Sampai pada akhirnya, di suatu hari saat hectic-nya hidup saya mulai mereda ba’da menggelar sebuah acara besar, kabar bahagia itu datang. Tanpa pernah tahu kapan naskah baru saya naik cetak, saya langsung menerima info bahwa ia sudah turun cetak! Merajut Benang Cahaya tidak lama lagi akan beredar di seluruh Indonesia di bawah naungan penerbit Qibla –lini penerbit BIP untuk buku-buku Agama Islam.

Apakah ini seperti kebahagiaan seorang ibu yang berhasil melahirkan anaknya? Ah, sebab saya belum pernah melahirkan, maka mungkin memang akan lain lagi ceritanya. Namun saya sangat bersyukur atas semua itu dan kebahagiaan memang akan selalu terasa begitu menyenangkan, dengan segala makna yang dikandung oleh kata ‘bahagia’ tersebut.

Jeda Sejenak, sejak dulu adalah proyek dunia-akhirat saya. Saya telah berazzam bahwa ia harus saya usahakan agar dibaca oleh sebanyak-banyaknya manusia. Ini bukan tentang royalti yang diterima oleh seorang penulis. Bukan. Uang yang dibelanjakan untuk makanan akan menjadi kotoran, jika untuk pakaian maka akan usang, dan bila untuk tempat berteduh maka suatu hari akan kita tinggalkan. Lebih dari itu, Jeda Sejenak yang bertransformasi menjadi Merajut Benang Cahaya adalah cara saya untuk bertutur kepada semua orang; bahwa ada cara menjalani hidup dengan lebih indah, selama kita ingin mengikuti jalanNya. Meminjam perkataan Asma Nadia, maka setiap buku yang terbit adalah kado untuk umat. Untuk itu, ia harus diperjuangkan. Diusahakan dengan sebaik-baiknya. Dan Jeda Sejenak –seperti yang dikatakan Arul Chandrana, sesama member di Komunitas Be a Writer, telah mengalami kelahirannya yang kedua. Dan kelahirannya kembali ini adalah bagian dari implementasi azzam saya itu.

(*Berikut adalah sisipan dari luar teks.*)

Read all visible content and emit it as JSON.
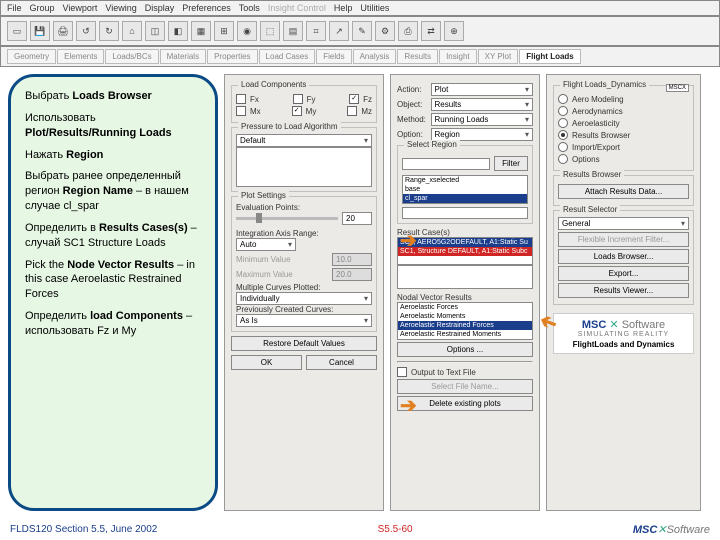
{
  "menubar": [
    "File",
    "Group",
    "Viewport",
    "Viewing",
    "Display",
    "Preferences",
    "Tools",
    "Insight Control",
    "Help",
    "Utilities"
  ],
  "tabs": [
    "Geometry",
    "Elements",
    "Loads/BCs",
    "Materials",
    "Properties",
    "Load Cases",
    "Fields",
    "Analysis",
    "Results",
    "Insight",
    "XY Plot",
    "Flight Loads"
  ],
  "active_tab": "Flight Loads",
  "callout": {
    "p1a": "Выбрать ",
    "p1b": "Loads Browser",
    "p2a": "Использовать ",
    "p2b": "Plot/Results/Running Loads",
    "p3a": "Нажать ",
    "p3b": "Region",
    "p4a": "Выбрать ранее определенный регион ",
    "p4b": "Region Name",
    "p4c": " – в нашем случае cl_spar",
    "p5a": "Определить в ",
    "p5b": "Results Cases(s)",
    "p5c": " – случай SC1 Structure Loads",
    "p6a": "Pick the ",
    "p6b": "Node Vector Results",
    "p6c": " – in this case Aeroelastic Restrained Forces",
    "p7a": "Определить ",
    "p7b": "load Components",
    "p7c": " – использовать Fz и My"
  },
  "panel1": {
    "loadcomp": "Load Components",
    "fx": "Fx",
    "fy": "Fy",
    "fz": "Fz",
    "mx": "Mx",
    "my": "My",
    "mz": "Mz",
    "p2l": "Pressure to Load Algorithm",
    "p2la_val": "Default",
    "plotset": "Plot Settings",
    "evalpts": "Evaluation Points:",
    "eval_val": "20",
    "intaxis": "Integration Axis Range:",
    "auto": "Auto",
    "minv": "Minimum Value",
    "minv_v": "10.0",
    "maxv": "Maximum Value",
    "maxv_v": "20.0",
    "mcp": "Multiple Curves Plotted:",
    "mcp_v": "Individually",
    "pcc": "Previously Created Curves:",
    "pcc_v": "As Is",
    "restore": "Restore Default Values",
    "ok": "OK",
    "cancel": "Cancel"
  },
  "panel2": {
    "action": "Action:",
    "action_v": "Plot",
    "object": "Object:",
    "object_v": "Results",
    "method": "Method:",
    "method_v": "Running Loads",
    "option": "Option:",
    "option_v": "Region",
    "selreg": "Select Region",
    "filter": "Filter",
    "reg1": "Range_xselected",
    "reg2": "base",
    "reg3": "cl_spar",
    "rc": "Result Case(s)",
    "rc1": "SC1, AERO5G2ODEFAULT, A1:Static Su",
    "rc2": "SC1, Structure DEFAULT, A1:Static Subc",
    "nvr": "Nodal Vector Results",
    "nvr1": "Aeroelastic Forces",
    "nvr2": "Aeroelastic Moments",
    "nvr3": "Aeroelastic Restrained Forces",
    "nvr4": "Aeroelastic Restrained Moments",
    "options": "Options ...",
    "out": "Output to Text File",
    "sfn": "Select File Name...",
    "dep": "Delete existing plots"
  },
  "panel3": {
    "title": "Flight Loads_Dynamics",
    "r1": "Aero Modeling",
    "r2": "Aerodynamics",
    "r3": "Aeroelasticity",
    "r4": "Results Browser",
    "r5": "Import/Export",
    "r6": "Options",
    "rb": "Results Browser",
    "ard": "Attach Results Data...",
    "rs": "Result Selector",
    "gen": "General",
    "fif": "Flexible Increment Filter...",
    "lb": "Loads Browser...",
    "exp": "Export...",
    "rv": "Results Viewer...",
    "msc": "MSC",
    "soft": "Software",
    "tag": "FlightLoads and Dynamics"
  },
  "footer": {
    "left": "FLDS120 Section 5.5, June 2002",
    "mid": "S5.5-60"
  }
}
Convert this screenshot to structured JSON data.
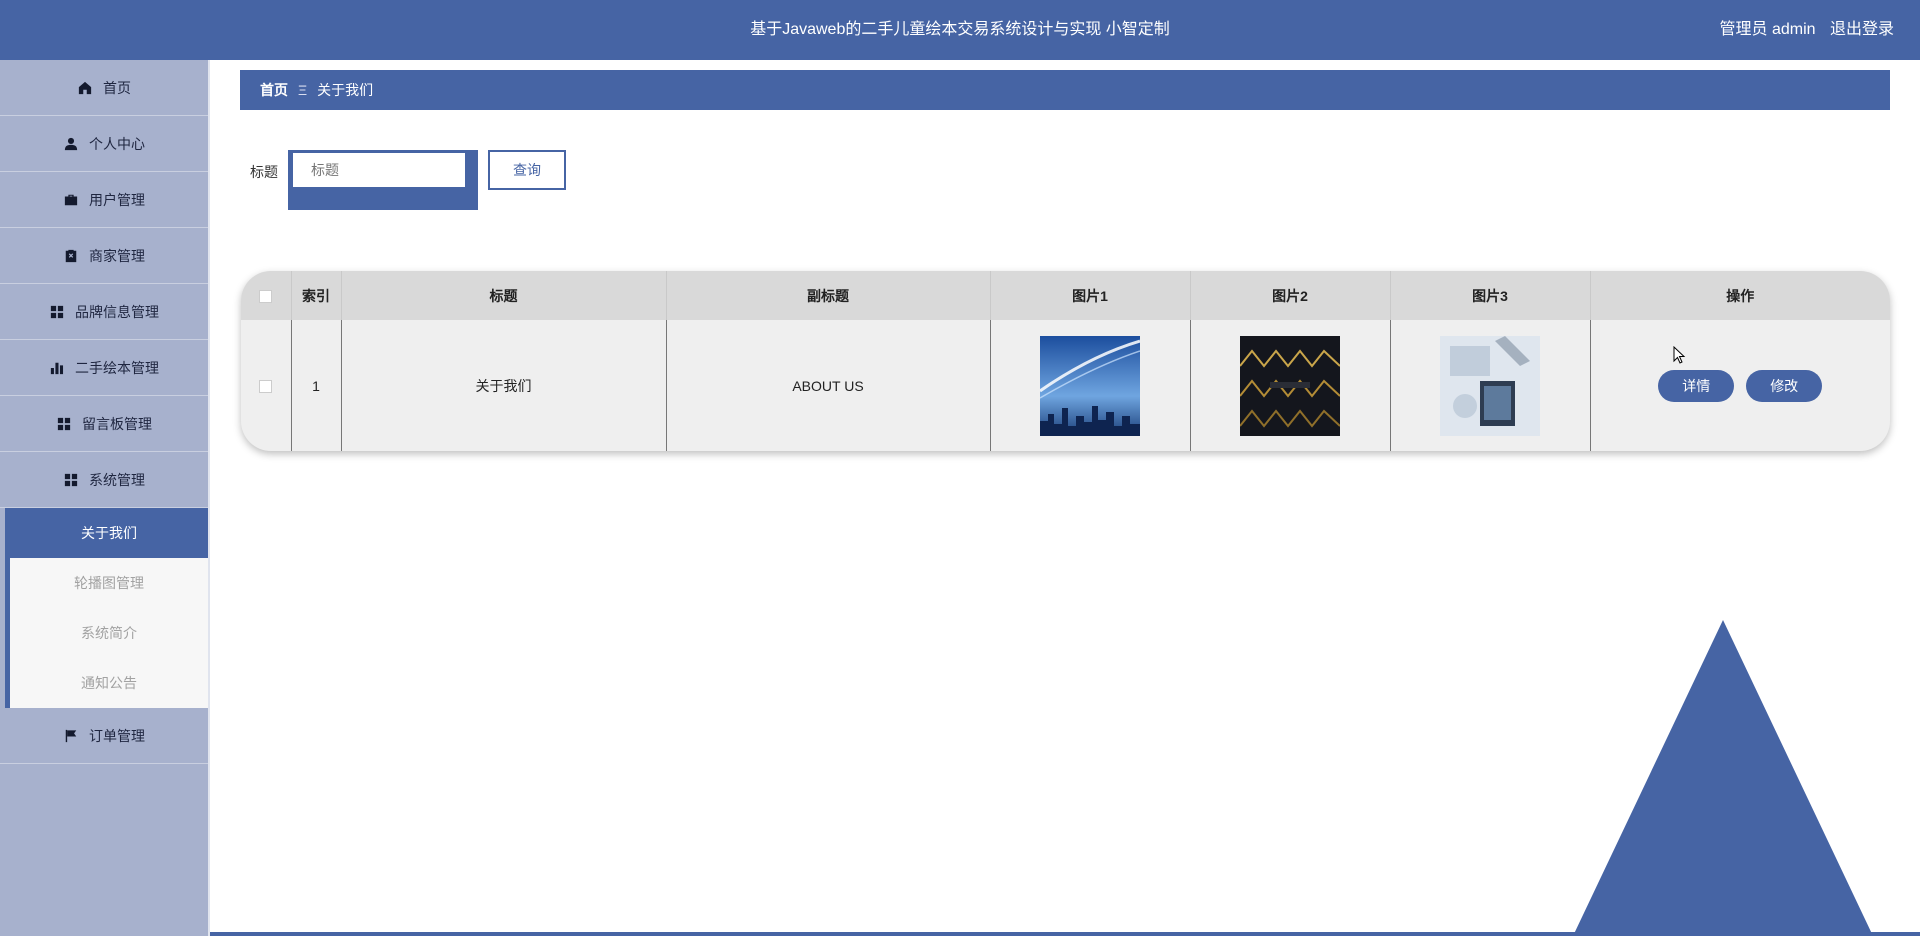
{
  "header": {
    "title": "基于Javaweb的二手儿童绘本交易系统设计与实现 小智定制",
    "user_label": "管理员 admin",
    "logout_label": "退出登录"
  },
  "sidebar": {
    "items": [
      {
        "label": "首页",
        "icon": "home-icon"
      },
      {
        "label": "个人中心",
        "icon": "person-icon"
      },
      {
        "label": "用户管理",
        "icon": "briefcase-icon"
      },
      {
        "label": "商家管理",
        "icon": "clipboard-icon"
      },
      {
        "label": "品牌信息管理",
        "icon": "grid-icon"
      },
      {
        "label": "二手绘本管理",
        "icon": "bar-chart-icon"
      },
      {
        "label": "留言板管理",
        "icon": "grid-icon"
      },
      {
        "label": "系统管理",
        "icon": "grid-icon"
      }
    ],
    "sub_items": [
      {
        "label": "关于我们",
        "active": true
      },
      {
        "label": "轮播图管理",
        "active": false
      },
      {
        "label": "系统简介",
        "active": false
      },
      {
        "label": "通知公告",
        "active": false
      }
    ],
    "last_item": {
      "label": "订单管理",
      "icon": "flag-icon"
    }
  },
  "breadcrumb": {
    "home": "首页",
    "separator": "Ξ",
    "current": "关于我们"
  },
  "search": {
    "label": "标题",
    "placeholder": "标题",
    "value": "",
    "button_label": "查询"
  },
  "table": {
    "columns": [
      "索引",
      "标题",
      "副标题",
      "图片1",
      "图片2",
      "图片3",
      "操作"
    ],
    "rows": [
      {
        "index": "1",
        "title": "关于我们",
        "subtitle": "ABOUT US",
        "image1": "city-skyline-image",
        "image2": "gold-pattern-image",
        "image3": "business-image",
        "detail_label": "详情",
        "edit_label": "修改"
      }
    ]
  },
  "colors": {
    "primary": "#4664a4",
    "sidebar_bg": "#a7b1cd",
    "table_header": "#d9d9d9",
    "table_body": "#efefef"
  }
}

Maka saat akhirnya saya dapat menyaksikan sendiri Merajut Benang Cahaya telah melanglangbuana di berbagai toko buku, di tempat-tempat yang mungkin tidak akan pernah saya jejaki seumur hidup, dibaca oleh orang-orang yang mungkin tidak akan pernah saya tatap wajahnya hingga saya mati, saya tidak tahu lagi harus berkata apa selain bersyukur kepada Allah. Segala puji bagiNya, yang bahkan dalam melakukan kebaikan pun kita masih tetap memerlukan nikmat dariNya.

Saya melihat Merajut Benang Cahaya telah terpajang di salah satu rak di toko buku yang saya kunjungi, dan rasanya saya sangat ingin menggamit tangan seorang gadis kecil yang selalu menganggap toko buku sebagai tempat yang istimewa. Ia selalu menunggu datangnya awal bulan saat ayahnya mengajaknya ke sana. Saya ingin sekali bertakbir dan bersyukur bersamanya, menatap ke dalam bola matanya lalu berseru riang; “Yeay! We made it!!!”



Bocah belasan tahun yang lalu itu bernama; Diena Rifa’ah, dan dia selalu bermimpi, suatu saat dapat menulis buku yang dijual di berbagai tempat di seluruh negeri. Dan kini, Allah telah menakdirkan mimpinya menjadi nyata. Dan, demikianlah perjalanannya.